After the parade chaos, I eagerly headed to the main stage to catch the iconic reggae artist Horace Andy. Although he began a bit sluggish, it didn’t take long for him to find his groove. Considering his age of 70s, any initial slowness was understandable. He delivered a string of his well-known hits flawlessly, creating an enjoyable performance with no dull moments. While I missed hearing “Riding for a Fall,” overall, I was thoroughly entertained by the show.
In a hurry, I made my way to the Charlie Gillett Stage and caught Kuunatic, a Japanese trio with an unconventional style. They defined their music as “tribal tale dreamy folk,” encompassing elements of progressive, psychedelic, and dark tones. Their united singing, accompanied by drones and chimes, had an eerie and captivating effect on the listener’s mind.
Femi Kuti, the son of Nigerian Afrobeats pioneer Fela Kuti, headlined Sunday’s event and surpassed his father in many ways. As a highly energetic frontman, Femi showcased his exceptional musical skills by taking on lead vocals, keys, and saxophone. With the support of a talented big band, including diverse percussion and a powerful horn section, Femi delivered an awe-inspiring Afrobeat performance that truly captured the essence of the genre.
Although WOMAD is an enjoyable festival with diverse music and activities, it falls short of perfection. The starting ticket price of over £200 and a crowd of 40,000 attendees make it feel like a poor value. Additionally, the festival often had only two acts playing simultaneously, which may not be a bad thing since choosing between two exceptional acts is preferable to selecting from five mediocre ones. Nonetheless, considering the high standard of the performers, the overall number of acts was limited. In comparison, many festivals offer a comparable level of entertainment for smaller crowds who pay significantly less for their tickets.
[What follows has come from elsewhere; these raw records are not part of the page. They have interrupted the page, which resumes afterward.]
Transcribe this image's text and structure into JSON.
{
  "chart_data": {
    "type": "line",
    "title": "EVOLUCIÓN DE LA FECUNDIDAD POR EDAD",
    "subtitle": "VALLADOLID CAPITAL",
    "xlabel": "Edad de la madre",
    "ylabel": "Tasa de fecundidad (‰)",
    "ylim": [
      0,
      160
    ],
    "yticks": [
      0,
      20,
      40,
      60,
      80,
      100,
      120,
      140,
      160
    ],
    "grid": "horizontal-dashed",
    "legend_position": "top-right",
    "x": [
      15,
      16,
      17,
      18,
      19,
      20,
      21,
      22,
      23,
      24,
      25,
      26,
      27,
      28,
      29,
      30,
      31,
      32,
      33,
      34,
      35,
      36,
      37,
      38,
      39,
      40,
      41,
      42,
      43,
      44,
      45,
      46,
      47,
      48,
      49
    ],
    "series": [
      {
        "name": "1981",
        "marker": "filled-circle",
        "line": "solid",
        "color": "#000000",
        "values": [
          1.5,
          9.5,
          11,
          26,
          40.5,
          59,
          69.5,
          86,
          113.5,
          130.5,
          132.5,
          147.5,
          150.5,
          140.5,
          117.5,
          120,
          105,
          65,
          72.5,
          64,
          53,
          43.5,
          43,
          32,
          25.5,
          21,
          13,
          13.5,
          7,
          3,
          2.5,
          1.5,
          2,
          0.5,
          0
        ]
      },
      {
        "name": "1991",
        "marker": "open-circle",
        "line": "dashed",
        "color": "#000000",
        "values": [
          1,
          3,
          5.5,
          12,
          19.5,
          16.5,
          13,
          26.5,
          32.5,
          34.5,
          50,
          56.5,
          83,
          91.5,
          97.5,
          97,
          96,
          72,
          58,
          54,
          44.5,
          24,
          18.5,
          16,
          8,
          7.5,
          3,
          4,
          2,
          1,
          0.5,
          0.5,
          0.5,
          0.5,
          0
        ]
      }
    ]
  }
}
I noticed a general commercial vibe during the festival, which was somewhat off-putting. There seemed to be more stands selling bottled water than accessible taps, and although the drink prices at the bars were reasonably priced at £6 per pint, I was surprised to see disposable cups being used. Furthermore, it felt peculiar to have a high street store like Lush present at a festival, considering its strong ethical values. Additionally, the significant presence of police officers roaming the site also struck me as unusual.
Overall, I had a great time at WOMAD. Despite a few minor drawbacks, it’s a well-organized event with an unmatched lineup in the UK. Although it can feel overwhelming due to its size, the festival has a wonderful atmosphere and offers a plethora of engaging side activities. As an introverted individual, I was pleasantly surprised by how easily I made friends—proof that the crowd is friendly. Another major advantage of WOMAD is the opportunity to discover new music. With its focus on diverse global music, you’re likely to encounter brilliant acts you’ve never heard before and leave with an exciting playlist. I highly recommend WOMAD to fans of unique and eclectic music worldwide, and I’m glad I attended.
WOMAD clarified that there were 84 water supply points available throughout the site, ensuring festivalgoers did not need to pay for water. Additionally, the lineup featured 260 performances by 150 artists representing over 40 countries.